Claimants of the Personal Independence Payment (PIP) may be in line for an annual boost of £321 to their benefits, depending on whether the current inflation rate holds steady. According to the latest update from the Office for National Statistics (ONS), Consumer Prices Index (CPI) inflation for June stands at 3.6%.
If this inflation level is maintained, weekly PIP payments could rise from £187.45 to £194.15, representing an increase of £6.70 per week. Over a standard four-week pay cycle, this equates to £26.80 more, raising total payments from £749.80 to £776.60 — a yearly increase of approximately £321.
How DWP Adjusts Benefits Using CPI
The Department for Work and Pensions (DWP) typically reviews and updates benefit rates each year based on the CPI rate recorded in the previous September. For example, if inflation stood at 2% in September, then most benefits, including PIP, would see a 2% rise the following April.
However, the State Pension follows a different rule known as the “Triple Lock”, which ensures it rises by the highest of three figures: CPI inflation, average earnings growth, or 2.5%.
Current PIP Rates for 2025
PIP, which is gradually replacing Disability Living Allowance (DLA), is available to individuals dealing with long-term physical or mental health conditions.
The benefit is divided into two components — Daily Living and Mobility, each with standard and enhanced rates:
Daily Living Component
Rate Type | 2024 Rate | 2025 Rate |
---|---|---|
Standard | £72.65 | £73.90 |
Enhanced | £108.55 | £110.40 |
Mobility Component
Rate Type | 2024 Rate | 2025 Rate |
---|---|---|
Standard | £28.70 | £29.20 |
Enhanced | £75.75 | £77.05 |
Upcoming DWP Reforms May Alter PIP Assessments
Significant changes may be on the horizon for PIP, following a review led by Sir Stephen Timms. The review aims to reassess how the PIP system works, especially in terms of the evaluation criteria and scoring structure used during assessments.
The review will focus on:
- The effectiveness of current activities and descriptors.
- Whether additional evidence should be included in assessments to better reflect an individual’s daily life and personal environment.
- Ensuring that the system provides equitable access to support across all DWP benefit programs.

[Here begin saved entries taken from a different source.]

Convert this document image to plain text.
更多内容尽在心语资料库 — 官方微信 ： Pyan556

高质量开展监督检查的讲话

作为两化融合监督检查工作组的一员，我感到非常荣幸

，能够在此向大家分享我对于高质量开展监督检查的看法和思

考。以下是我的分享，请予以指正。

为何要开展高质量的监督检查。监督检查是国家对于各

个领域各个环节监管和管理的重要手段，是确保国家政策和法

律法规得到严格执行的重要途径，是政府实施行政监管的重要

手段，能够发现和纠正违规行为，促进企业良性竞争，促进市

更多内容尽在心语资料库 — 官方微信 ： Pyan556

- Improvements to both Daily Living and Mobility assessments for fairer outcomes.
With inflation currently at 3.6%, people receiving Personal Independence Payment could see their benefits rise by £321 annually if this rate persists.
Alongside potential financial boosts, the DWP is also planning a comprehensive review of the PIP assessment system, which may further improve how support is distributed.
For many claimants, these changes could result in better financial stability and a more accurate evaluation of their needs.
FAQs
When will the new PIP payment rates take effect?
If inflation remains consistent, the new rates would typically be applied from April 2026, based on CPI recorded in September 2025.
Who qualifies for PIP?
You may be eligible for PIP if you’re aged 16 or over, under State Pension age, and have a long-term physical or mental health condition that affects your daily living or mobility.
What is the “Triple Lock” for pensions?
The Triple Lock guarantees that State Pension increases each year by the highest of: CPI inflation, average wage growth, or 2.5%, whichever is highest.